Juste avant le dîner (l’événement est donc un dîner), je me retrouve face à J.-E. et au jeune acteur qui joue dans son film (un garçon très beau). Ils ont une mine sombre, ils sont rongés par le doute. Et si leur film était mauvais ? Tout ce travail pour rien… un gâchis. J’essaie de les rassurer. Je leur dis, au contraire, qu’ils ont réussi à atteindre cet équilibre périlleux : « Le film oscille entre des scènes extrêmement lyriques (au bord du kitsch, mais sans tomber dedans) et des scènes minimalistes, d’une sécheresse époustouflante. » Je cite Angelópoulos et Tarkovski. C’est pompeux, mais tant pis : ça leur fait plaisir (et je suis sincère). Le jeune acteur est ému, ses yeux se mouillent. Quant à J.-E., je remarque qu’il saigne au front. « Tu as dû te gratter », lui dis-je. Il file à la salle de bains pour examiner son égratignure. Il nettoie le sang au lavabo, à grande eau. Je vois les flots qui se teintent de rouge. C’est impressionnant.

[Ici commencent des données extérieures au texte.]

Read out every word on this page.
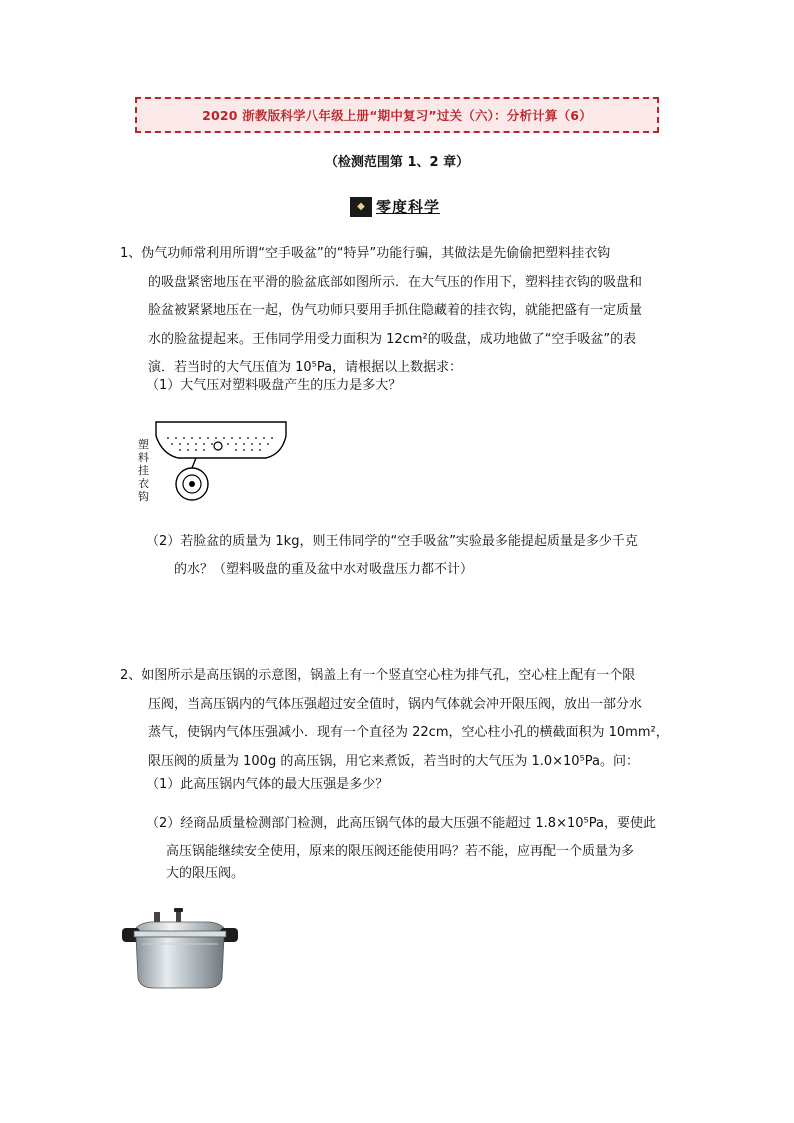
2020 浙教版科学八年级上册“期中复习”过关（六）：分析计算（6）
（检测范围第 1、2 章）
◆ 零度科学
1、伪气功师常利用所谓“空手吸盆”的“特异”功能行骗，其做法是先偷偷把塑料挂衣钩
的吸盘紧密地压在平滑的脸盆底部如图所示．在大气压的作用下，塑料挂衣钩的吸盘和
脸盆被紧紧地压在一起，伪气功师只要用手抓住隐藏着的挂衣钩，就能把盛有一定质量
水的脸盆提起来。王伟同学用受力面积为 12cm²的吸盘，成功地做了“空手吸盆”的表
演．若当时的大气压值为 10⁵Pa，请根据以上数据求：
（1）大气压对塑料吸盘产生的压力是多大？
塑料挂衣钩
（2）若脸盆的质量为 1kg，则王伟同学的“空手吸盆”实验最多能提起质量是多少千克
的水？（塑料吸盘的重及盆中水对吸盘压力都不计）
2、如图所示是高压锅的示意图，锅盖上有一个竖直空心柱为排气孔，空心柱上配有一个限
压阀，当高压锅内的气体压强超过安全值时，锅内气体就会冲开限压阀，放出一部分水
蒸气，使锅内气体压强减小．现有一个直径为 22cm，空心柱小孔的横截面积为 10mm²，
限压阀的质量为 100g 的高压锅，用它来煮饭，若当时的大气压为 1.0×10⁵Pa。问：
（1）此高压锅内气体的最大压强是多少？
（2）经商品质量检测部门检测，此高压锅气体的最大压强不能超过 1.8×10⁵Pa，要使此
高压锅能继续安全使用，原来的限压阀还能使用吗？若不能，应再配一个质量为多
大的限压阀。
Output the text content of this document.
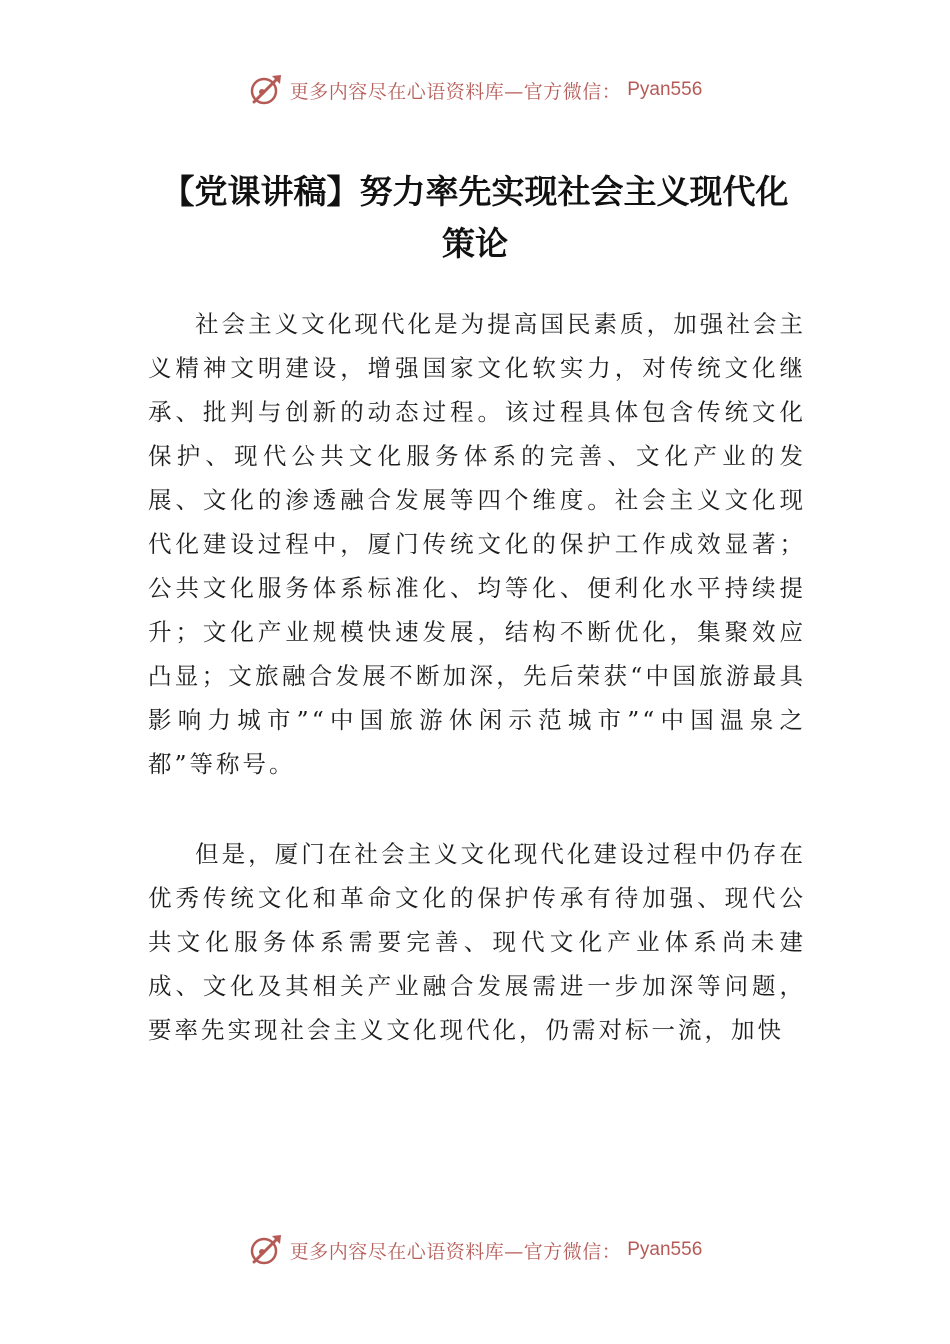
更多内容尽在心语资料库—官方微信： Pyan556
【党课讲稿】努力率先实现社会主义现代化
策论

社会主义文化现代化是为提高国民素质，加强社会主义精神文明建设，增强国家文化软实力，对传统文化继承、批判与创新的动态过程。该过程具体包含传统文化保护、现代公共文化服务体系的完善、文化产业的发展、文化的渗透融合发展等四个维度。社会主义文化现代化建设过程中，厦门传统文化的保护工作成效显著；公共文化服务体系标准化、均等化、便利化水平持续提升；文化产业规模快速发展，结构不断优化，集聚效应凸显；文旅融合发展不断加深，先后荣获“中国旅游最具影响力城市”“中国旅游休闲示范城市”“中国温泉之都”等称号。

但是，厦门在社会主义文化现代化建设过程中仍存在优秀传统文化和革命文化的保护传承有待加强、现代公共文化服务体系需要完善、现代文化产业体系尚未建成、文化及其相关产业融合发展需进一步加深等问题，要率先实现社会主义文化现代化，仍需对标一流，加快

更多内容尽在心语资料库—官方微信： Pyan556
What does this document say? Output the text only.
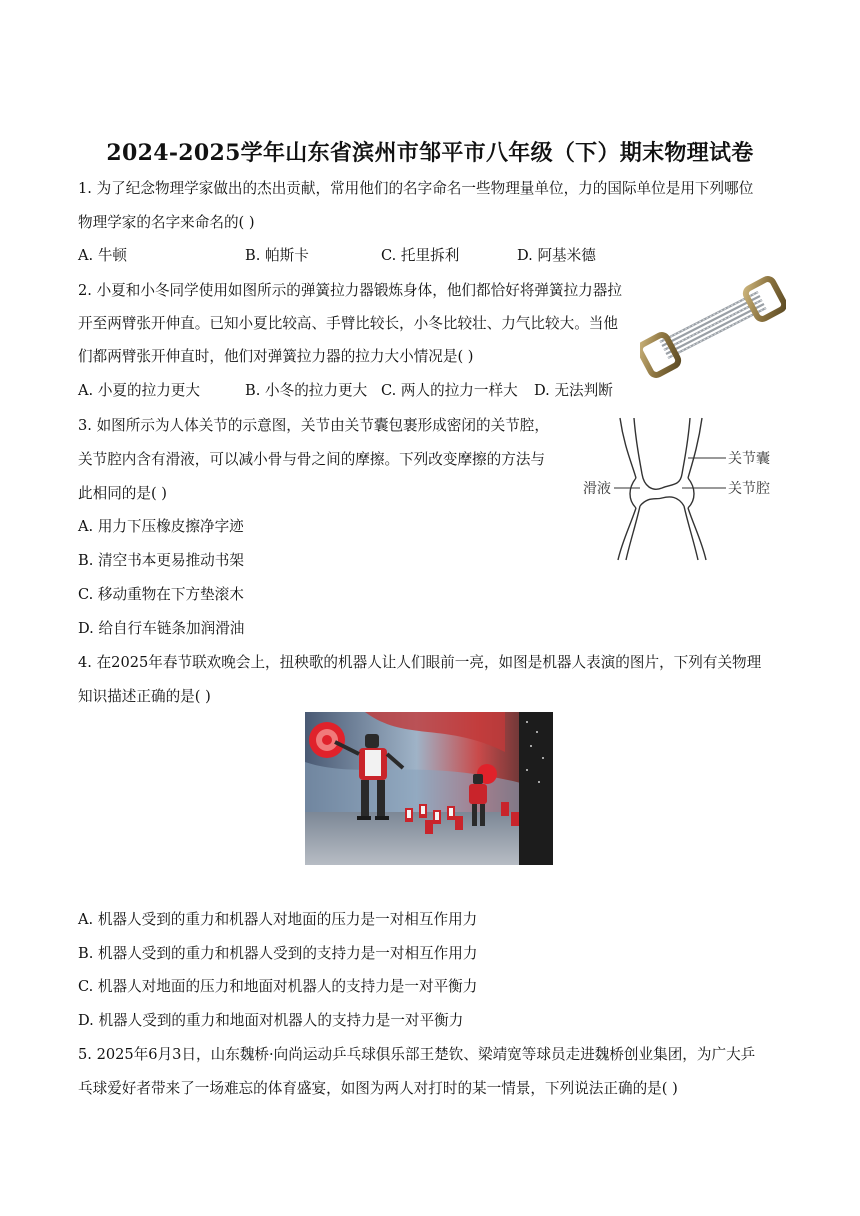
2024-2025学年山东省滨州市邹平市八年级（下）期末物理试卷
1. 为了纪念物理学家做出的杰出贡献，常用他们的名字命名一些物理量单位，力的国际单位是用下列哪位
物理学家的名字来命名的( )
A. 牛顿	B. 帕斯卡	C. 托里拆利	D. 阿基米德
2. 小夏和小冬同学使用如图所示的弹簧拉力器锻炼身体，他们都恰好将弹簧拉力器拉
开至两臂张开伸直。已知小夏比较高、手臂比较长，小冬比较壮、力气比较大。当他
们都两臂张开伸直时，他们对弹簧拉力器的拉力大小情况是( )
A. 小夏的拉力更大	B. 小冬的拉力更大 C. 两人的拉力一样大 D. 无法判断
3. 如图所示为人体关节的示意图，关节由关节囊包裹形成密闭的关节腔，
关节腔内含有滑液，可以减小骨与骨之间的摩擦。下列改变摩擦的方法与
此相同的是( )
A. 用力下压橡皮擦净字迹
B. 清空书本更易推动书架
C. 移动重物在下方垫滚木
D. 给自行车链条加润滑油
关节囊
关节腔
滑液
4. 在2025年春节联欢晚会上，扭秧歌的机器人让人们眼前一亮，如图是机器人表演的图片，下列有关物理
知识描述正确的是( )
A. 机器人受到的重力和机器人对地面的压力是一对相互作用力
B. 机器人受到的重力和机器人受到的支持力是一对相互作用力
C. 机器人对地面的压力和地面对机器人的支持力是一对平衡力
D. 机器人受到的重力和地面对机器人的支持力是一对平衡力
5. 2025年6月3日，山东魏桥·向尚运动乒乓球俱乐部王楚钦、梁靖宽等球员走进魏桥创业集团，为广大乒
乓球爱好者带来了一场难忘的体育盛宴，如图为两人对打时的某一情景，下列说法正确的是( )
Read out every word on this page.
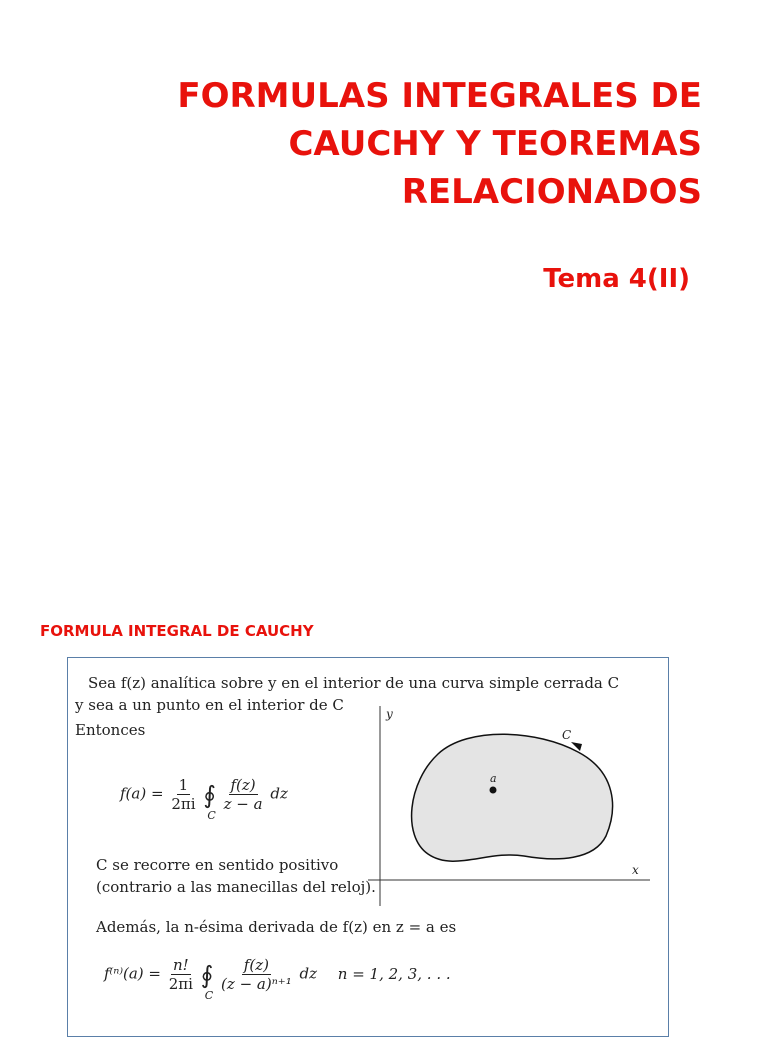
FORMULAS INTEGRALES DE
CAUCHY Y TEOREMAS
RELACIONADOS
Tema 4(II)
FORMULA INTEGRAL DE CAUCHY
Sea f(z) analítica sobre y en el interior de una curva simple cerrada C
y sea a un punto en el interior de C
Entonces
$f(a) = \frac{1}{2\pi i}$ ∮
C

$\frac{f(z)}{z - a}$ dz
C se recorre en sentido positivo
(contrario a las manecillas del reloj).
Además, la n-ésima derivada de f(z) en z = a es
$f^{(n)}(a) = \frac{n!}{2\pi i}$ ∮
C

$\frac{f(z)}{\text{(z − a)ⁿ⁺¹}}$ dz n = 1, 2, 3, . . .
y
x
C
a
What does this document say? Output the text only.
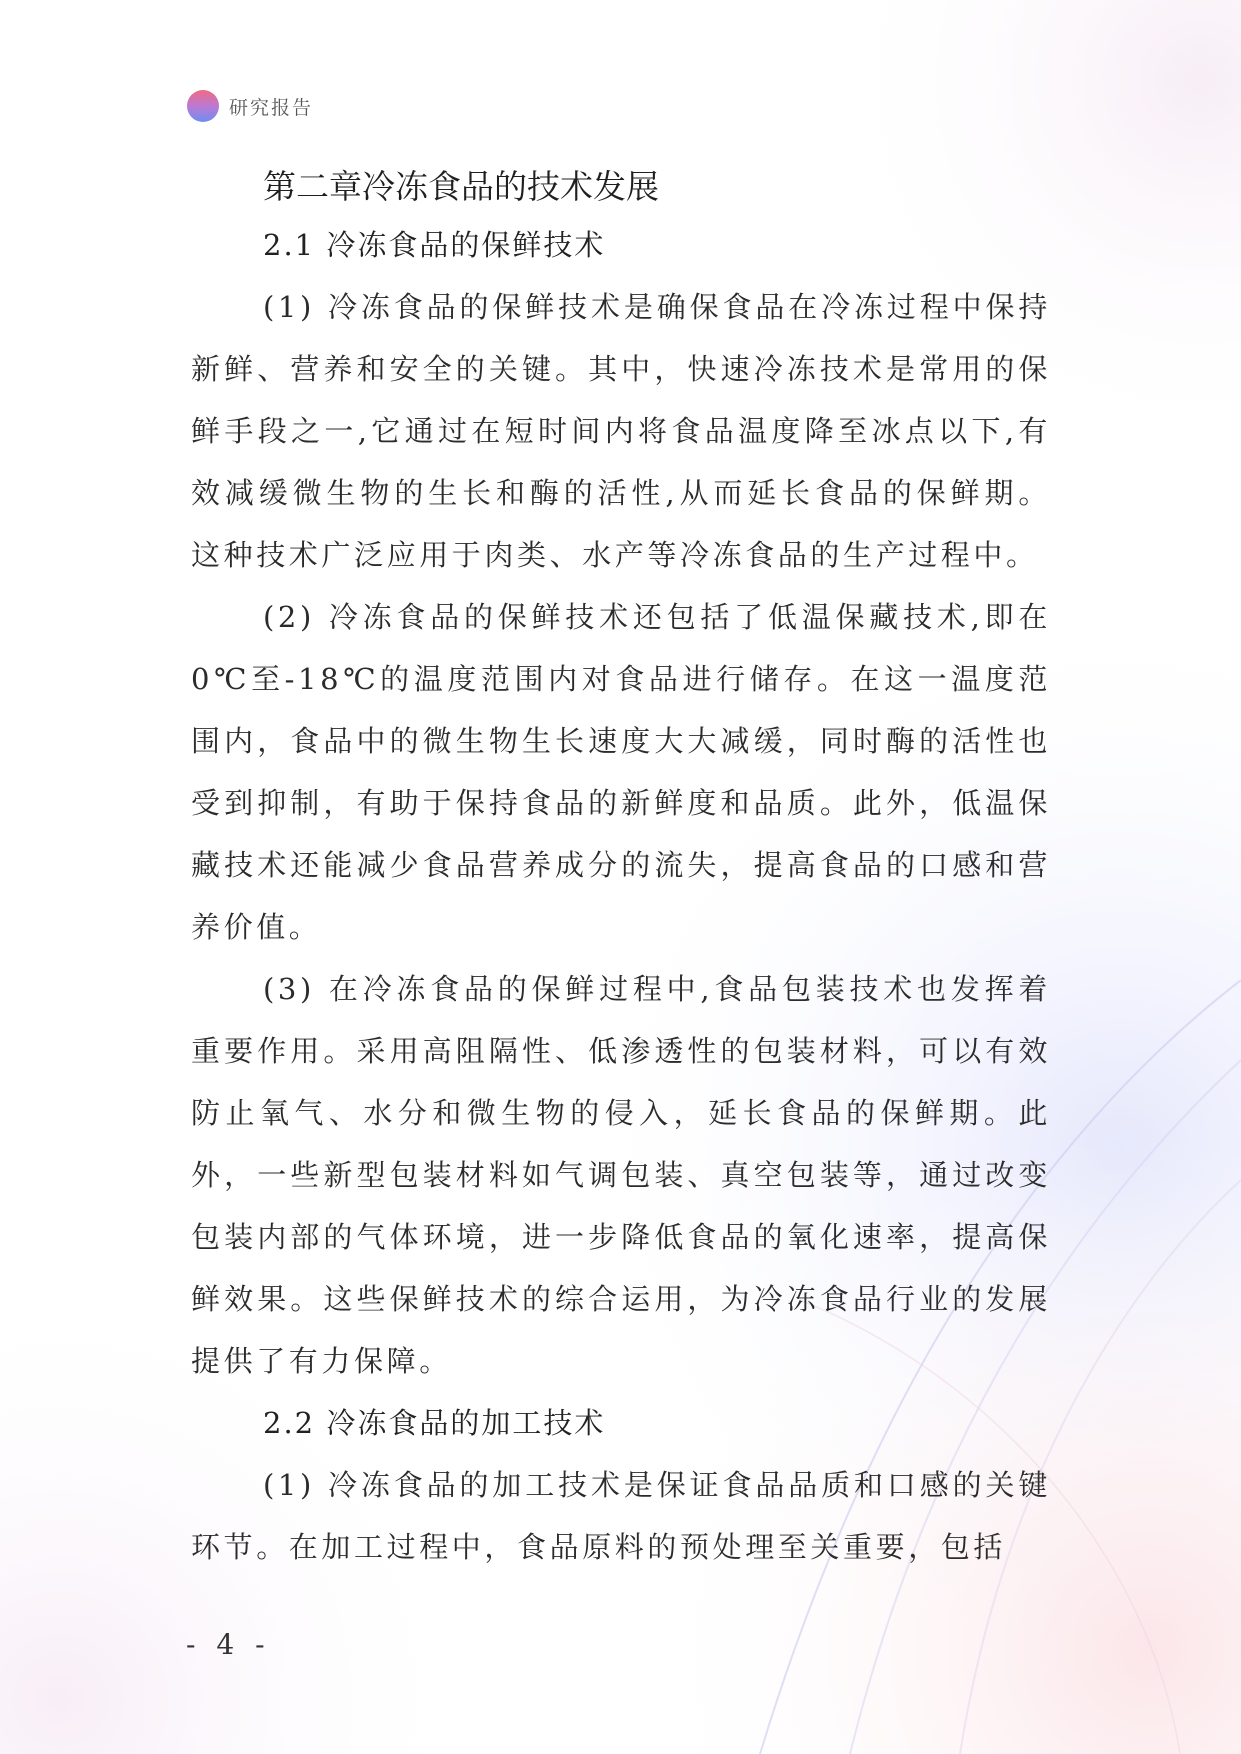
研究报告
第二章冷冻食品的技术发展
2.1 冷冻食品的保鲜技术

(1) 冷冻食品的保鲜技术是确保食品在冷冻过程中保持新鲜、营养和安全的关键。其中，快速冷冻技术是常用的保鲜手段之一,它通过在短时间内将食品温度降至冰点以下,有效减缓微生物的生长和酶的活性,从而延长食品的保鲜期。这种技术广泛应用于肉类、水产等冷冻食品的生产过程中。

(2) 冷冻食品的保鲜技术还包括了低温保藏技术,即在0℃至-18℃的温度范围内对食品进行储存。在这一温度范围内，食品中的微生物生长速度大大减缓，同时酶的活性也受到抑制，有助于保持食品的新鲜度和品质。此外，低温保藏技术还能减少食品营养成分的流失，提高食品的口感和营养价值。

(3) 在冷冻食品的保鲜过程中,食品包装技术也发挥着重要作用。采用高阻隔性、低渗透性的包装材料，可以有效防止氧气、水分和微生物的侵入，延长食品的保鲜期。此外，一些新型包装材料如气调包装、真空包装等，通过改变包装内部的气体环境，进一步降低食品的氧化速率，提高保鲜效果。这些保鲜技术的综合运用，为冷冻食品行业的发展提供了有力保障。

2.2 冷冻食品的加工技术

(1) 冷冻食品的加工技术是保证食品品质和口感的关键环节。在加工过程中，食品原料的预处理至关重要，包括

- 4 -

J’ai tout oublié du dîner, mais je me rappelle précisément la suite du rêve. Je suis à Paris. Je marche dans la rue de Babylone. Tiens, un attroupement ! Des gens font la queue pour visiter l’appartement d’Yves Saint Laurent, en mode « journées du patrimoine ». Je ne suis pas sûr que ça me passionne, mais je suis curieux. Je décide d’y aller aussi. Mais je comprends qu’il fallait réserver son entrée, à cause du protocole sanitaire… Il est possible d’espérer une place au dernier moment, mais ce n’est pas garanti. Je veux tenter ma chance. Par la porte entrouverte de l’immeuble, on voit un hall (j’ai envie de dire : un atrium) richement décoré. La fille devant moi se retourne ; elle me demande si toutes les pièces sont agencées ainsi. Est-ce que je le sais, moi ? C’est la première fois que je viens. Elle me demande si la visite est organisée « comme dans un vrai musée ». Elle m’énerve déjà. Elle ressemble à une sorte de mannequin, trop sophistiquée et snob. Elle est avec deux copines identiques à elles, et un mec du même acabit, qui revient de la billetterie avec les tickets. Il me toise, il me sourit (il est très beau, il a l’air très con). Il me parle en feignant une camaraderie familière et, en même temps, condescendante. Je le déteste immédiatement. C’est leur tour : ils entrent. J’attends encore un peu, j’entre dans le hall.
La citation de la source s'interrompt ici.